Achat chez nous

1920 - 1940
St-Laurent et des Pins

Au cours des années 1920, des mouvements nationalistes informels ont fait leur apparition au Québec, tels les campagnes d’Achat chez nous. Issu de la situation économique défavorable et des frustrations nationalistes des Canadiens français, l’Achat chez nous est devenu une campagne lancée afin de boycotter les commerces juifs. Si le mouvement n’a pas connu un grand succès, en revanche, il gagna une grande popularité en raison de certains facteurs sociopolitiques: la souffrance économique de cette période, un climat d’antisémitisme accru et un type particulier d’ethno-nationalisme auquel adhéraient plusieurs dirigeants politiques et religieux.

Ce ne fut pas une coïncidence si un tel programme s’est concrétisé durant la Grande Dépression: le chômage répandu parmi les travailleurs et la classe moyenne canadienne-française a entraîné un ressentiment général à l’endroit des propriétaires d’usines, majoritairement anglophones. Ce sentiment a amené les partisans de l’Achat chez nous nous à encourager l’achat chez leurs pairs canadiens-français. Cependant, ce boycottage à l’endroit des autres propriétaires ne visait pas l’élite anglophone, mais plutôt les petits commerçants juifs.

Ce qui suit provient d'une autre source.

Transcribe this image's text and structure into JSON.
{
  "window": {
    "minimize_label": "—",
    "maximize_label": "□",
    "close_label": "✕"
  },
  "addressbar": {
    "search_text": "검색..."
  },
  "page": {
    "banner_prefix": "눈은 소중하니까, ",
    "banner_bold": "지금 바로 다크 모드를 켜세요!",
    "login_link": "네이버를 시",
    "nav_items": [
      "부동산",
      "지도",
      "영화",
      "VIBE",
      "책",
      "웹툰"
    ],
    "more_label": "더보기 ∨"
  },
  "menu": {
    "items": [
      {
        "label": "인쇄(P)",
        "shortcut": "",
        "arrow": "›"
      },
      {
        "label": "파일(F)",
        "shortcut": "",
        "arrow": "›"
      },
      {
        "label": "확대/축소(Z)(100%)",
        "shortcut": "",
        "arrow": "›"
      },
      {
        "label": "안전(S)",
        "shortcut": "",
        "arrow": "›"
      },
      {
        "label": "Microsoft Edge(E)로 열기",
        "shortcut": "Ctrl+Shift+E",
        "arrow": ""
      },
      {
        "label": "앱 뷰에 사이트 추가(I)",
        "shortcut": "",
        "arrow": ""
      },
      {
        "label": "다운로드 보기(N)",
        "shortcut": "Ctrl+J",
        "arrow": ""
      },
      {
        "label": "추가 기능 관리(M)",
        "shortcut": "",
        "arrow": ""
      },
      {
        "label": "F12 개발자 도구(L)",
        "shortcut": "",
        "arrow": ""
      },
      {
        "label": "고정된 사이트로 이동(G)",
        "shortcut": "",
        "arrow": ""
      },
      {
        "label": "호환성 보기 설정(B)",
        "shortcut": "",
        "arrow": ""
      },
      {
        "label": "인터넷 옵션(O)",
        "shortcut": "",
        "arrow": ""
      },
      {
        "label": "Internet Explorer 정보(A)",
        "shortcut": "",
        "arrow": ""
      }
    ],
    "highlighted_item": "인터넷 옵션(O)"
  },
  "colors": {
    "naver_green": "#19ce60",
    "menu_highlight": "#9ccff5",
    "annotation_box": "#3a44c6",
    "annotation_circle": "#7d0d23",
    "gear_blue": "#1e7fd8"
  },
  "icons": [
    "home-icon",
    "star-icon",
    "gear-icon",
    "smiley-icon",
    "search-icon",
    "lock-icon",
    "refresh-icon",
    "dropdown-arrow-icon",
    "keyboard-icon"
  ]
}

Comme l’antisémitisme et la xénophobie étaient répandus durant l’entre-deux-guerres, les dirigeants de l’époque (dont le Premier Ministre Maurice Duplessis et l’Abbé Lionel Groulx) ont identifié des bouc-émissaires pour expliquer la cause du chômage. Dans ce cas, la dépression économique était prétendument causée par les pratiques commerciales corrompues des « étrangers », c’est-à-dire les Juifs. Fait intéressant, les Juifs ont été condamnés simultanément pour avoir introduit le communisme au Québec et propagé la forme de propriété capitaliste la plus négative. Ce mouvement se constitua notamment lors d’une agitation en faveur d’un boycottage doctrinaire à l’endroit des magasins juifs d’Ottawa mené par un partisan de l’Achat chez nous particulièrement véhément, le célèbre fasciste et antisémite Adrien Arcand.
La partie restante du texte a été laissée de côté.